1頭の馬に思い入れを持つと、いろんなものが見えてくる。
パドックなんて漠然と見てもわからないんです。その馬のことを記憶して、いつもはこうなのに今日はこうだなと変化も見えてきたら、パドックの価値があるんで。いつも元気がない馬はいつも元気ないし、いつもバタバタしてる馬はいつもバタバタしてるから。
その馬のレースの仕方というのも見えてくるんですよね。いつも先頭に行く馬が行けないのに気づいたり、障害止まってても間に合うんだよとか、ダントツで降りても10m前くらいから全く歩けなくなるとかも。
1頭見てるとその対戦相手のこともだんだん見えてくるんですね。あの馬があの位置にいたら、自分の好きな馬はどのくらいで降りないと間に合わないとか。相手も見えてきたらそれぞれの個性が広がってくっていうか。
外から見てた時にわからなかった事が見えてきたのは、厩務員として働いて、担当馬を持つようになったことによって。
3頭持ちます(世話を担当する)よね。その3頭をずっと見続けているわけだから、中に入らないと絶対に広がらなかったようなことに目が行くようになった。

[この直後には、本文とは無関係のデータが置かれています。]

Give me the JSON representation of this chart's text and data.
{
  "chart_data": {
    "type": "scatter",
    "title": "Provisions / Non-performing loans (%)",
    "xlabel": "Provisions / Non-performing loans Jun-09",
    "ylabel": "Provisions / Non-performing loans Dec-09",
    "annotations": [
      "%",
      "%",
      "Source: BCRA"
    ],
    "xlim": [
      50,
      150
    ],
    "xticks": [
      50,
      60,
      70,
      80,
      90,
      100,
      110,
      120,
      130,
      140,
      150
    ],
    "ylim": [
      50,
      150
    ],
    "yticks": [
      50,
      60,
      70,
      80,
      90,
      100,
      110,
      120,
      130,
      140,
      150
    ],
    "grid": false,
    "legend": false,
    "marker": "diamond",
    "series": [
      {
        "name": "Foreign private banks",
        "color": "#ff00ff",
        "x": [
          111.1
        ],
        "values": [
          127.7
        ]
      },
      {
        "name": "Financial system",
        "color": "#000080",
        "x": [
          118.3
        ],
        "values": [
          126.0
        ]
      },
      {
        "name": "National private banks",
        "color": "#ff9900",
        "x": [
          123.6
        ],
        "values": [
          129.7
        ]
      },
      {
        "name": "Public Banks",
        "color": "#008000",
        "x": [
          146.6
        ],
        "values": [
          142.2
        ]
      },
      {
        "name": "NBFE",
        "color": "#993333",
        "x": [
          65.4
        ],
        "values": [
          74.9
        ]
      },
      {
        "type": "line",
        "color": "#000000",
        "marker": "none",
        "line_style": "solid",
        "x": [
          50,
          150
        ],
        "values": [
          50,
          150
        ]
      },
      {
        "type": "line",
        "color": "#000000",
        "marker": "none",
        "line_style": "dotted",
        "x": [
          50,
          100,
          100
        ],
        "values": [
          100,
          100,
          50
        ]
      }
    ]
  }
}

テレビカメラに向かうように、初心者にもわかりやすいよう丁寧に話をしてくれました。色んな方から「中山騎手は面白い人だ」と聞いていたのですが、以外にも(?)真面目……と思っていたら、ネタを小出しにしてくるんですね。「アドリブはきくほうではないんだけど……」なんておっしゃっていましたが笑わせてくれました。
ファンから騎手になっても変わらないばんえいが大好きだ、という気持ち。私たちの憧れも本物なのだろうな、と思います。
写真を整理していたら結構男前だということに気付きました。このキャラ、もっと表に出したいなぁ〜!!